The group are returning with new LP 'Inflorescent' following an eight-year break and the 35-year-old frontman admitted his battle with anxiety meant they had to "step away" from the spotlight until he'd overcome his struggles.
He said: "We had to step away from music because the thought of playing live filled me with dread. I wasn't aware of the good things about being in this band.
"All I could think was that we were about to get booed off stage. And I'd got into the habit of needing a drink to get on stage...
"I didn't think we'd ever make an album again.
"The shows we've played since we've come back have been brilliant."
Ed recalled being gripped by panic attacks while he and bandmates Edd Gibson and Jack Savidge were on the road promoting their 2011 LP 'Pala'.
He told The Sun newspaper: "Panic attacks started during the second part of the tour. I remember being in Toronto when it kicked in. I was on the tour bus and everything shut down. I didn't know what was going on. It was weird.
"We did three shows at Brixton Academy (in London). I walked on stage and straight away had a feeling of dread. I was hiding away, thinking, 'Oh God, I've got to do this again'.
"It wasn't until a year later when I realised what a big thing it was. I burst into tears and said, "We played three sold-out nights at Brixton Academy -- that's f***ing amazing'!"
The 'Skeleton Boy' singer turned to a therapist which was a huge help, but it still took him some time to process what had happened to him.
He said: "Therapy helped and I started to see the signs -- but it wasn't a case of getting help and suddenly everything was fine.

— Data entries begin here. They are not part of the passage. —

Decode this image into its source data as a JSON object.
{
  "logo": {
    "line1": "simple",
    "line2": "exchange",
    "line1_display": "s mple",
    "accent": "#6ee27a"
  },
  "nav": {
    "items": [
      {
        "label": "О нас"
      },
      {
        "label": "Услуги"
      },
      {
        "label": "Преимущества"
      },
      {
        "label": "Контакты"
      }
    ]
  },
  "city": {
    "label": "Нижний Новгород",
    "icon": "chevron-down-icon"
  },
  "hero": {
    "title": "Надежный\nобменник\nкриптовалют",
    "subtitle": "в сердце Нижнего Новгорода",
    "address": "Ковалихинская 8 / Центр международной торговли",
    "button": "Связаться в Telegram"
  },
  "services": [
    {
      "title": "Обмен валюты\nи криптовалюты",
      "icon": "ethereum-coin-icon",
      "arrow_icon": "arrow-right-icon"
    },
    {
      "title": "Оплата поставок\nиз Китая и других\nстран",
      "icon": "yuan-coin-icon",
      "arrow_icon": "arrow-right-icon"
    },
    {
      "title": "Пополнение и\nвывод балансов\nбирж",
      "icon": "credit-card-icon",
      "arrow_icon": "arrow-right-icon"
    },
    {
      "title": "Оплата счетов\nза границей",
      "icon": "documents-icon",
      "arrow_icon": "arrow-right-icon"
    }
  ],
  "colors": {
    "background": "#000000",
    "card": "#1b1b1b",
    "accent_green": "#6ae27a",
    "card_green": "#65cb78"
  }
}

"As well as dealing with my anxiety, it took a lot of time to gain perspective of what this is all about and why we are doing this. That took quite a few years."
Ed's problems began by his doubts over how long the group could sustain their success after their self-titled debut album received widespread critical acclaim and even a nomination for the 2009 Mercury Prize.
He explained: "The success and attention we had was amazing. They were fun times. But at the back of my mind was the idea that this could be the last time we ever do this -- so I'd start indulging and going out getting wasted all the time.
"Then I'd wonder why the next day I didn't sound so great. Of course it was because I'd been up until 4am.
"This kept happening until I freaked out. The self-doubt came from that and I worried I wasn't a great performer.
"Then the anxiety got out of control. I've always been stupidly over-critical about what I do. I'm a perfectionist, I guess, so I'm never going to be satisfied."